Samuel Hanson, Anil K. Kashyap, and Jeremy C. Stein write,

If significant increases in capital ratios have only small consequences for the rates that banks charge their customers, why do banks generally feel compelled to operate in such a highly-leveraged fashion, in spite of the obvious risks this poses? And why do they deploy armies of lobbyists to fight against increases in their capital requirements? By way of contrast, it should be noted that non-financial firms tend to operate with much less leverage than financial firms, and indeed often appear willing to forego the tax (or other) benefits of debt finance altogether.

They proceed to argue that when one financial intermediary competes with another, the ability to use high leverage makes a large difference in market share and profits, even though it makes only a small difference in the ultimate cost to the the users of the intermediary’s services.

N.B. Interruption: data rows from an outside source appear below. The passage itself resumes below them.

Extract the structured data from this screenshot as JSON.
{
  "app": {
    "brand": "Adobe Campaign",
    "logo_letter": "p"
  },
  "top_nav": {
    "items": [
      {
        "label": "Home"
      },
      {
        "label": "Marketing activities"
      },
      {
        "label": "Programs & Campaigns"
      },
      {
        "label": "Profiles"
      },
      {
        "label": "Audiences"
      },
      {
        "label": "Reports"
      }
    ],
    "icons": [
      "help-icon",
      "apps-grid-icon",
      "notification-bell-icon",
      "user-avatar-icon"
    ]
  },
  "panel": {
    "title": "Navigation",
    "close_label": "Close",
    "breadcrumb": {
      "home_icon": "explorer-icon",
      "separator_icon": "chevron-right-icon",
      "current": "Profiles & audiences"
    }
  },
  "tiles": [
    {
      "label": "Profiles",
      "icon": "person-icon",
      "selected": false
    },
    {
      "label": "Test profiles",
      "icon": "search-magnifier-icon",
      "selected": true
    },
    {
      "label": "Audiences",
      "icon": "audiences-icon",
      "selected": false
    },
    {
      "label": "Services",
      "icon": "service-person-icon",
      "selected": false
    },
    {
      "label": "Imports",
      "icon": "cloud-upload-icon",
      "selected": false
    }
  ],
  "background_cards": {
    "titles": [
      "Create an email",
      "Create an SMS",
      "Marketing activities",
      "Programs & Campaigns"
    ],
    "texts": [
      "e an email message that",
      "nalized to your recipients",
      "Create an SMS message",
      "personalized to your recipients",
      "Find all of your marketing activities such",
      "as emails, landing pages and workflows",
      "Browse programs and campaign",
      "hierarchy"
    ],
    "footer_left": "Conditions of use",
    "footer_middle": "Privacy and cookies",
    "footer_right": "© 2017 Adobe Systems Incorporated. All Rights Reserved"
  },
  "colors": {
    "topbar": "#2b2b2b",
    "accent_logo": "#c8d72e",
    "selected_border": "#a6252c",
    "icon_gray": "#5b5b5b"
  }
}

The ability to achieve high leverage creates private competitive benefits that far exceed the social benefits.

Thanks to Simon Johnson for the pointer.

This strikes me as correct and also very important. Some implications.

1. Financialization of the economy (growth in financial intermediaries relative to nonfinancial firms) will generate a lot of private benefits, supported by intense lobbying, but very little social benefit. (In fact, when you take into account the tail risk that this creates, it is a huge social cost.)

2. Re-read Why We Have Freddie and Fannie in light of this thinking. Fannie and Freddie became as large as they did precisely because they had lower capital requirements than competing firms.

3. For that matter, re-read Not What They Had in Mind. You can appreciate why I put capital requirements at the heart of the narrative.

4. This analysis may affect one’s view of the value of the financial bailouts. I think that the authors would take the view that extremely rapid de-leveraging causes harm, by driving risk spreads above their long-run equilibrium values. But if the model is that the private benefits of leverage are enormous relative to the social benefits, then perhaps we would be better off today if more of the highly-leveraged institutions had failed. It is possible that the damage to risk spreads would have been short-lived, and that by now we would be enjoying the benefits of more efficient deployment of savings.